Tagged PDF는 접근성 규정 준수를 위해 필수적이며, 화면 리더 및 기타 보조 기술이 올바르게 해석할 수 있는 구조화된 콘텐츠를 제공합니다. 다음 코드 스니펫은 임베드된 이미지를 포함한 태그된 PDF 문서를 만드는 방법을 보여줍니다:

이미지가 포함된 태그된 PDF 만들기.
문서를 구성합니다.
그림을 만들고 구성합니다.
위치를 설정합니다.
문서를 저장합니다.

import aspose.pdf as ap
import sys
from os import path

def illustrate_structure_elements(imagefile, outfile):
    # Create PDF Document
    with ap.Document() as document:
        # Get Content for work with TaggedPdf
        tagged_content = document.tagged_content

        # Set Title and Language for Document
        tagged_content.set_title("Tagged Pdf Document")
        tagged_content.set_language("en-US")
        figure1 = tagged_content.create_figure_element()
        tagged_content.root_element.append_child(figure1, True)
        figure1.alternative_text = "Figure One"
        figure1.title = "Image 1"
        figure1.set_tag("Fig1")
        figure1.set_image(imagefile, 300)
        # Adjust position
        position_settings = ap.tagged.PositionSettings()
        margin_info = ap.MarginInfo()
        margin_info.left = 50
        margin_info.top = 20
        position_settings.margin = margin_info
        figure1.adjust_position(position_settings)

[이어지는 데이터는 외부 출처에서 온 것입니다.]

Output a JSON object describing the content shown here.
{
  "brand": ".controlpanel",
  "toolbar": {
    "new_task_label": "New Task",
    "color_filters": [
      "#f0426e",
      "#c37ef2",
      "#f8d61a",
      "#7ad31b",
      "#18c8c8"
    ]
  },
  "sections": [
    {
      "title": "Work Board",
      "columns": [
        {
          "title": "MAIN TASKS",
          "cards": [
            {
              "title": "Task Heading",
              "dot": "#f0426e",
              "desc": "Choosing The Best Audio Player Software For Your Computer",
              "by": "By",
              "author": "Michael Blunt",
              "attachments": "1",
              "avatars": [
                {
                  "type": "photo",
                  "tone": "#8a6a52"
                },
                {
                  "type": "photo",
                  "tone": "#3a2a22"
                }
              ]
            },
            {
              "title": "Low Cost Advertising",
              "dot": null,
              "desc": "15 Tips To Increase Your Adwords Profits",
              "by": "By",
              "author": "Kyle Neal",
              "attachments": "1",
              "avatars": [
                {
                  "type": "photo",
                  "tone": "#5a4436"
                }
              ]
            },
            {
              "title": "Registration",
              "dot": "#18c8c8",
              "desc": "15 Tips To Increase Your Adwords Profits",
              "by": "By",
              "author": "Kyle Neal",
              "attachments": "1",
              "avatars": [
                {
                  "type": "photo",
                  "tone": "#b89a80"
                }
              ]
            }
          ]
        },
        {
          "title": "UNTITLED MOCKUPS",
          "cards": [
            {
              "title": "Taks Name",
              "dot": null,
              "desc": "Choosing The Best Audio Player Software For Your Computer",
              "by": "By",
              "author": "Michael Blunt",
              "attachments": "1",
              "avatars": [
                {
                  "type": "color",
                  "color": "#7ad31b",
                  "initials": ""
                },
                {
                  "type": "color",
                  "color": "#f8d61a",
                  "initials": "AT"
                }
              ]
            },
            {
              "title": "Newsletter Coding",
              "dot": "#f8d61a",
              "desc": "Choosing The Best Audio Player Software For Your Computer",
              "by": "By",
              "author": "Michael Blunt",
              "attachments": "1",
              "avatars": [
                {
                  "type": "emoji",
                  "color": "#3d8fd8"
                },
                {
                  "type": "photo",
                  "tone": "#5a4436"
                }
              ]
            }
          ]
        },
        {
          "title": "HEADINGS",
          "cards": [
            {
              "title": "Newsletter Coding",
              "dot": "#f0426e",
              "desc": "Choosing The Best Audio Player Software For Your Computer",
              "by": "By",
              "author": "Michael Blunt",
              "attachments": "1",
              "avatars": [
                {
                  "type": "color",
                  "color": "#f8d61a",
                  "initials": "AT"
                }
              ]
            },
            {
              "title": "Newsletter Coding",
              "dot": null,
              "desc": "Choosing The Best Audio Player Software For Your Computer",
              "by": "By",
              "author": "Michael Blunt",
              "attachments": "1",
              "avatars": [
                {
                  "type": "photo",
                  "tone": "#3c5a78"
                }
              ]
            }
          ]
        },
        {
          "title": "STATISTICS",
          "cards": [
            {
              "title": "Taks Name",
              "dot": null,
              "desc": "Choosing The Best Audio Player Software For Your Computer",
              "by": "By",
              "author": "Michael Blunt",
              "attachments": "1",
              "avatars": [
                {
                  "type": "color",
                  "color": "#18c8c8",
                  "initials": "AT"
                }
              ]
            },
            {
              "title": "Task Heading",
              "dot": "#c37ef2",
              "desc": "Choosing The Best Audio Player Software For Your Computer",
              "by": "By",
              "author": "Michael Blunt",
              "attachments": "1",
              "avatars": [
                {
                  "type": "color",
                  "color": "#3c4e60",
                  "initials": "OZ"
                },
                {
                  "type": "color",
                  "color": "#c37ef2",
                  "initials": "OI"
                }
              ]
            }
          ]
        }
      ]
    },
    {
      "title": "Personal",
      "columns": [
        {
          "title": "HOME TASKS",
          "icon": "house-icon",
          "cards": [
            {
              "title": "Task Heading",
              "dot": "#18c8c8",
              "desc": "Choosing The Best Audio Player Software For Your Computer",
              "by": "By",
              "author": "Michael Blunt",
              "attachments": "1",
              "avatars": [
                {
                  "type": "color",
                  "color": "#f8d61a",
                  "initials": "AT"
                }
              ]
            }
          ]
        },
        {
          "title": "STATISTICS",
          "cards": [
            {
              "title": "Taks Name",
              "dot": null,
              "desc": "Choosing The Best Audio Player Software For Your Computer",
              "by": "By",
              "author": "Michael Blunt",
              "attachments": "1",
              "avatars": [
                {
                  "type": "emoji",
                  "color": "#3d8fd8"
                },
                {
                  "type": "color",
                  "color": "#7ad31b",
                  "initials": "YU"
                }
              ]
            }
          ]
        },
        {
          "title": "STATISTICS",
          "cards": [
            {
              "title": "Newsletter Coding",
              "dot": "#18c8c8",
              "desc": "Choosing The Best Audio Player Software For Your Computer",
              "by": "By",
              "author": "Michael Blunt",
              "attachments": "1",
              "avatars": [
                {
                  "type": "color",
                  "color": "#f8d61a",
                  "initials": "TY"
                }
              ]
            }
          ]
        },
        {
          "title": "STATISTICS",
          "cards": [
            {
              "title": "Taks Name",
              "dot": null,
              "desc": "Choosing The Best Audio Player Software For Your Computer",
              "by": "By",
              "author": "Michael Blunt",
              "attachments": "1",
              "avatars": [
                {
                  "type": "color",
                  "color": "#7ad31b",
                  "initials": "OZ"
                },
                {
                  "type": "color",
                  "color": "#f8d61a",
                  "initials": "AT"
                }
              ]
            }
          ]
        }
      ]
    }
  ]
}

        # Save Tagged PDF Document
        document.save(outfile)

Tagged PDF 검증

Aspose.PDF for Python via .NET은 PDF/UA Tagged PDF Document를 검증하는 기능을 제공합니다. ‘validate_tagged_pdf’ 메서드는 PDF 문서를 PDF/UA-1 표준에 따라 검증하는데, 이는 접근 가능한 PDF 문서를 위한 ISO 14289 사양의 일부입니다. 이를 통해 PDF가 장애인 및 보조 기술을 사용하는 사용자에게 접근 가능하도록 보장합니다.

문서 구조. 적절한 의미 태깅 및 논리적 구조.
대체 텍스트. 이미지 및 비텍스트 요소에 대한 Alt 텍스트.
읽기 순서. 화면 판독기를 위한 논리적 순서.
색상 및 대비. 충분한 대비 비율.
Forms. 접근 가능한 FormField 및 레이블.
탐색. 적절한 북마크 및 탐색 구조.

import aspose.pdf as ap
import sys
from os import path

def validate_tagged_pdf(infile, logfile):
    # Open PDF document
    with ap.Document(infile) as document:
        is_valid = document.validate(logfile, ap.PdfFormat.PDF_UA_1)
    print(f"Is Valid: {is_valid}")

텍스트 구조의 위치 조정

다음 코드 조각은 Tagged PDF 문서에서 텍스트 구조 위치를 조정하는 방법을 보여줍니다:

import aspose.pdf as ap
import sys
from os import path

def adjust_position(outfile):
    # Create PDF Document
    with ap.Document() as document:
        # Get Content for work with TaggedPdf
        tagged_content = document.tagged_content

        # Set Title and Language for Document
        tagged_content.set_title("Tagged Pdf Document")
        tagged_content.set_language("en-US")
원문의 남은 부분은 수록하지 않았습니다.